We know that livestock produce significant amounts of greenhouse gases. Just how much remains somewhat contentious, with the estimated contributions of livestock to global greenhouse gas emissions ranging from 10 to 51%, depending on who is doing the analyses, and how.

A new commentary, published in a special ‘animal feed’ issue of the scientific journal Animal Feed and Technology, examines the main discrepancies between well known and documented studies such as FAO’s Livestock Long Shadow report (FAO 2006) and some more recent estimates. The authors of the commentary advocate for better documentation of assumptions and methodologies for estimating emissions and the need for greater scientific debate, discussion and scrutiny in this area.

The authors of the new article, ‘Livestock and greenhouse gas emissions: The importance of getting the numbers right,’ are a distinguished group of experts from diverse institutions working in this area, including the Food and Agriculture Organization of the United Nations (FAO, Rome), Wageningen University and Research Centre (Netherlands), the Food Climate Research Network at the Centre for Environmental Strategy (FCRN, University of Surrey), the European Commission’s Joint Research Centre at the Institute for Environment and Sustainability (JRC, Italy), the Netherlands Environmental Assessment Agency (PBL, Bilthoven), Aarhus University’s Department of Agroecology and Environment (Denmark), New Zealand’s Ministry of Agriculture and Forestry (Wellington), the Institute Nationale de la Recherche Agronomique (France), the Agriculture and Agri-Food Canada group at Lethbridge Research Centre (Alberta) and the International Livestock Research Institute (ILRI, Nairobi).

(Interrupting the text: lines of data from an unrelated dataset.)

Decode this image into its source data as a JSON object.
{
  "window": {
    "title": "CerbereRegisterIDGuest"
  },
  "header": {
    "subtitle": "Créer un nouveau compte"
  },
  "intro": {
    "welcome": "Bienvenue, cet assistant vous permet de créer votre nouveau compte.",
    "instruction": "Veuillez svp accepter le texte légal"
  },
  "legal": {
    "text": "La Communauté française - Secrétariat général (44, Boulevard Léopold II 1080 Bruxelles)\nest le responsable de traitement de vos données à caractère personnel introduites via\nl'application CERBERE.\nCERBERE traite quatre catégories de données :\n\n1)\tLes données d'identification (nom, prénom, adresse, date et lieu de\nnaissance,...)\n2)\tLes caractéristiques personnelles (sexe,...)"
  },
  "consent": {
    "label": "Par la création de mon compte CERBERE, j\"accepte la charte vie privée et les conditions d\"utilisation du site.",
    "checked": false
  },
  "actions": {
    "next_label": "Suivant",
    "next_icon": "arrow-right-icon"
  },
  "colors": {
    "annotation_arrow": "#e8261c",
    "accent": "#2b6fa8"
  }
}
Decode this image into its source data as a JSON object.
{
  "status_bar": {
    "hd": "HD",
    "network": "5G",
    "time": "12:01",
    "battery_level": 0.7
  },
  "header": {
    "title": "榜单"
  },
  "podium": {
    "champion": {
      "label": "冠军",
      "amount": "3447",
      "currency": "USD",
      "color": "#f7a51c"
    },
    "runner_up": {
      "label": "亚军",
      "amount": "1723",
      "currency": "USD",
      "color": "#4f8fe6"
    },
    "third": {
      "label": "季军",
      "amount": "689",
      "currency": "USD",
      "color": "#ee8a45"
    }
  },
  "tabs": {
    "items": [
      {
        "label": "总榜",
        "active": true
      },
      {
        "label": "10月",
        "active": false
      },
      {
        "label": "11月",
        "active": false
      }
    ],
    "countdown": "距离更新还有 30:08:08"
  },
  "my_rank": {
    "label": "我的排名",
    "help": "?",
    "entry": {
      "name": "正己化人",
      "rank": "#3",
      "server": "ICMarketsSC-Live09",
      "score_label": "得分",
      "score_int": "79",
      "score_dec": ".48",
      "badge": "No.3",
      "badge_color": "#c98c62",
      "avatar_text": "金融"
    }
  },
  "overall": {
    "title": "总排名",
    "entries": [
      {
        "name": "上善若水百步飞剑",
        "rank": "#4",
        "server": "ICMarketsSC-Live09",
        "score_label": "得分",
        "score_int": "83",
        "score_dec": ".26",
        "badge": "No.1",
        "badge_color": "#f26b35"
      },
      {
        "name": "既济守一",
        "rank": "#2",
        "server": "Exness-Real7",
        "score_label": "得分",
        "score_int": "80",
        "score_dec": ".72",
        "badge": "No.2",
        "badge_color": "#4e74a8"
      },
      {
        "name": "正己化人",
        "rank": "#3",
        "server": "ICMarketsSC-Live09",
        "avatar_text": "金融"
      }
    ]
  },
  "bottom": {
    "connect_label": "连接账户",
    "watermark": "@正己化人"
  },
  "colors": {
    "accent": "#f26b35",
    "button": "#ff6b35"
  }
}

This group of international scientists presents the case of one recent argument as follows.

‘In 2006, the FAO’s Livestock’s Long Shadow report (FAO, 2006), using well documented and rigorous life cycle analyses, estimated that global livestock contributes to 18% of global GHG [greenhouse gas] emissions. According to the study the main contributors to GHG from livestock systems are land use change (carbon dioxide, CO2), enteric fermentation from ruminants (methane, CH4) and manure management (nitrous oxide, N2O).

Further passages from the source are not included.